The output should be:
Name Low High Avg
H02 66 99 74.22
L07 47 88 66.30
and include every individual assignment name from column 3 ($3). formatted using tab (/t)
The code I have pasted already outputs the headings and the 2 decimal places in avg column but the actual values are not correct.
I have only two issues really:
I cannot for the life of me get the min or max for the individual groupings. I know how to get the min/max and even the basic syntax for it, but how do I get it to the individual groups?
Scripting this. I have very limited experience using bash, or anything Linux for that matter and am unfamiliar with awk (though I am learning quite a bit now).

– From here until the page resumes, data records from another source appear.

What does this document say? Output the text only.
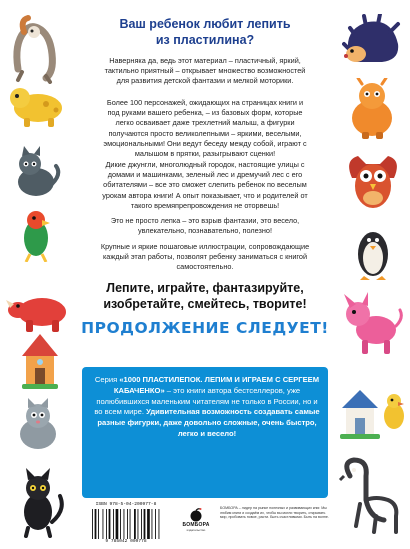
Ваш ребенок любит лепить
из пластилина?
Наверняка да, ведь этот материал – пластичный, яркий, тактильно приятный – открывает множество возможностей для развития детской фантазии и мелкой моторики.
Более 100 персонажей, ожидающих на страницах книги и под руками вашего ребенка, – из базовых форм, которые легко осваивает даже трехлетний малыш, а фигурки получаются просто великолепными – яркими, веселыми, эмоциональными! Они ведут беседу между собой, играют с малышом в прятки, разыгрывают сценки!
Дикие джунгли, многолюдный городок, настоящие улицы с домами и машинками, зеленый лес и дремучий лес с его обитателями – все это сможет слепить ребенок по веселым урокам автора книги! А опыт показывает, что и родителей от такого времяпрепровождения не оторвешь!
Это не просто лепка – это взрыв фантазии, это весело, увлекательно, познавательно, полезно!
Крупные и яркие пошаговые иллюстрации, сопровождающие каждый этап работы, позволят ребенку заниматься с книгой самостоятельно.
Лепите, играйте, фантазируйте,
изобретайте, смейтесь, творите!
ПРОДОЛЖЕНИЕ СЛЕДУЕТ!
Серия «1000 ПЛАСТИЛЕПОК. ЛЕПИМ И ИГРАЕМ С СЕРГЕЕМ КАБАЧЕНКО» – это книги автора бестселлеров, уже полюбившихся маленьким читателям не только в России, но и во всем мире. Удивительная возможность создавать самые разные фигурки, даже довольно сложные, очень быстро, легко и весело!
ISBN 978-5-04-200977-8
9 785042 009778
БОМБОРА
издательство
БОМБОРА – лидер на рынке полезных и развивающих книг. Мы любим книги и создаём их, чтобы вы могли творить, открывать мир, пробовать новое, расти. Быть счастливыми. Быть на волне.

So, to get myself at least started i wrote a one liner to achieve the grouping and the output formatting I am looking for, but it is only summing the scores for each group and the average is all messed up because I still have not figured out how to get the count of the scores to use as a divisor.
Anyways, this is what I have:
awk -F "," 'BEGIN{printf "Name\tLow\tHigh\tAvg\n"}
NR>=2{a[$3]+=$4; b[$3]+=$4;c[$3]+=$4/FNR }
END {for (i in b) printf "%-7s\t%d\t%d\t%.02f\n", i,a[i],b[i],c[i]}' \
score-data.csv
The output is perfect in that it is grouping by the assignment names, 2 decimals in the avg column and tabbed.... but the low and high are not correct and the average, as you can see is messed up.. tried dividing the sum by FNR. Have also tried NF and NR both... no luck. Again, I know how to get a count, but no clue how to get it in here.
So, if anyone can help me get the min/max/avg taken care of and also with the syntax for this to be a script, it would be appreciated
I cannot comment for some reason, but I have searched google and read the man awk stuff and have two different tabs open in my browser to docs on awk. None of them address it for my situation.
As far as the array naming goes, it is all the same array being used; an associative array that uses column 3 as the index/key and values from column 4 as the key's values. all of the suggested searches and links involve columns; I need rows.